O LD Mrs. Possum counted her babies to be sure that they all were tucked snug and warm in their bed in the old hollow tree in the Green Forest. "One, two, three, four, five, six, seven, eight." They were all there. Mrs. Possum looked at them with a great deal of pride and sighed as she thought of how soon they would be leaving the old hollow tree to see the great world and make homes for themselves. Just as soon as the beautiful spring came, they would one by one slip away. Mrs. Possum sighed again. She didn't like winter. No, Sir, she didn't like winter one bit. But when she thought of how her babies would leave her, she almost wished that spring never would come.

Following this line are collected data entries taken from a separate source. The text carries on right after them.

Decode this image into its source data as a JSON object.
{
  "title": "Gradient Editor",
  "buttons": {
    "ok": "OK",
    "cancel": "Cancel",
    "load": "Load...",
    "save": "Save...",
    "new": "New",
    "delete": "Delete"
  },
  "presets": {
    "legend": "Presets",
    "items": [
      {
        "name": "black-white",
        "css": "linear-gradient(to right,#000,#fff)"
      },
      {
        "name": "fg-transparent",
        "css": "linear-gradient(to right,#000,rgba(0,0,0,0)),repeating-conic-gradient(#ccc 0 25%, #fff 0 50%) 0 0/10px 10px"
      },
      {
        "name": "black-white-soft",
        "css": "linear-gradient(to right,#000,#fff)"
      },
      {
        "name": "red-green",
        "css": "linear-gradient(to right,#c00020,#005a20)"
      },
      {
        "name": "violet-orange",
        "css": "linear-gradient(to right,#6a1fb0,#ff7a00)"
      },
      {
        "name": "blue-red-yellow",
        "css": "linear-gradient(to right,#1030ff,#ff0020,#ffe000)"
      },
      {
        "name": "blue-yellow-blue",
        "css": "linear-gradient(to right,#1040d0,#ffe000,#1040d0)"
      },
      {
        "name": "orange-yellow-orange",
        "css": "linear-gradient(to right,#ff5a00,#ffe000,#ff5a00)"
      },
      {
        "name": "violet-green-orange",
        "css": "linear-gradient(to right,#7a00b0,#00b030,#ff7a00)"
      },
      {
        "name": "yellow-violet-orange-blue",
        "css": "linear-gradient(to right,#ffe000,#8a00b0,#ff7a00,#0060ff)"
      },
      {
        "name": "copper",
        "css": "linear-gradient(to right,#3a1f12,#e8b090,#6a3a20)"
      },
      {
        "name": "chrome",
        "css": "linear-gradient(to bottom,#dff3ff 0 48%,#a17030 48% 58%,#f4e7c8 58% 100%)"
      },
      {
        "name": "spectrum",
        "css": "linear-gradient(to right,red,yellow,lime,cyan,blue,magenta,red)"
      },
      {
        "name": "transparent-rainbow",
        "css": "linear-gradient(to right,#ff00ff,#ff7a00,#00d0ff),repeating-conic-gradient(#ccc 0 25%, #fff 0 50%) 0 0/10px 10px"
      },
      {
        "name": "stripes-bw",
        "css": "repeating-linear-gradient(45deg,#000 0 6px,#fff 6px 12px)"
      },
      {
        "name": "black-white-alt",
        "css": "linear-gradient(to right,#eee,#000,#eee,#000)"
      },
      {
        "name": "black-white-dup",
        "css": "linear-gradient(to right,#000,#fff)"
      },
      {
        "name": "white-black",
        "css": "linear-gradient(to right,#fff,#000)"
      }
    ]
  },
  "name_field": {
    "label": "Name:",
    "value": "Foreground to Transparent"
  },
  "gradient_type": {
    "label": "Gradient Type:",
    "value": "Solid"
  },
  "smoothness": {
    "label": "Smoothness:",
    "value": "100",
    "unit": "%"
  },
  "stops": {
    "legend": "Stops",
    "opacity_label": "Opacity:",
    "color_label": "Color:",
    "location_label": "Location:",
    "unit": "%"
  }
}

Sure that her babies were warm and comfortable, old Mrs. Possum went to the door and looked out. It was plain to be seen that Mrs. Possum was worried. That was the tenth time she had looked out in half an hour. Her sharp little old face looked sharper than ever. It always looks sharper when she is worried, just as the tongues of some people always grow sharper when they are worried.

"Ah don' see what can be keepin' mah ol' man! Ah'm plumb worried to death," muttered old Mrs. Possum.

Right that very minute she heard a noise outside that made her hurry to the door and thrust her head out once more. It was Sammy Jay, shrieking:

"Thief! Thief! Thief!" at the top of his lungs.

"He's a thief himself and just a low-down mischief-maker, for all his smart clo'es, but he knows a powerful lot about what is going on in the Green Forest, and perhaps he has seen mah ol' man," said old Mrs. Possum, as she tried to make her sharp face as pleasant as possible. She looked over at Sammy Jay, who was in the next tree, and smiled, and when she smiled she showed all her sharp teeth.

"Good mo'ning, Brer Jay," said she.

"Hello!" exclaimed Sammy Jay, not at all politely. "Where's Uncle Billy Possum?"

Old Mrs. Possum shook her head, and the worried look came back into her face, although she tried hard, oh, so hard, not to let it.

"He done go out fo' a walk," replied old Mrs. Possum. "Ah reckons yo'all just got up, or yo' would have met up with him somewhere."

Old Mrs. Possum said this just to try to make Sammy Jay talk, for Sammy is very quick-tempered, and quick-tempered people often say a lot more than they mean to. You see, Mrs. Possum was quite sure that if Sammy Jay knew how worried she was over Unc' Billy Possum, he would refuse to tell her whether or not he had seen Unc' Billy, for Sammy Jay is mean and loves to torment others.

Sammy's temper flared up right away. "I've been up ever since sun-up!" he sputtered. "Your old man isn't anywhere in the Green Forest, unless he's gone to sleep in some other hollow tree, and I wouldn't blame him a bit if he had! No, Sir, I wouldn't blame him the least bit!"

"Keep your temper, Brer Jay!

Keep your temper, do, Oh pray!"

said old Mrs. Possum, grinning in the most aggravating way as she turned back to her babies. She had found out what she wanted to know—Sammy Jay had seen nothing of Unc' Billy Possum. Old Mrs. Possum sat down with her head in her hands. She was more worried than ever.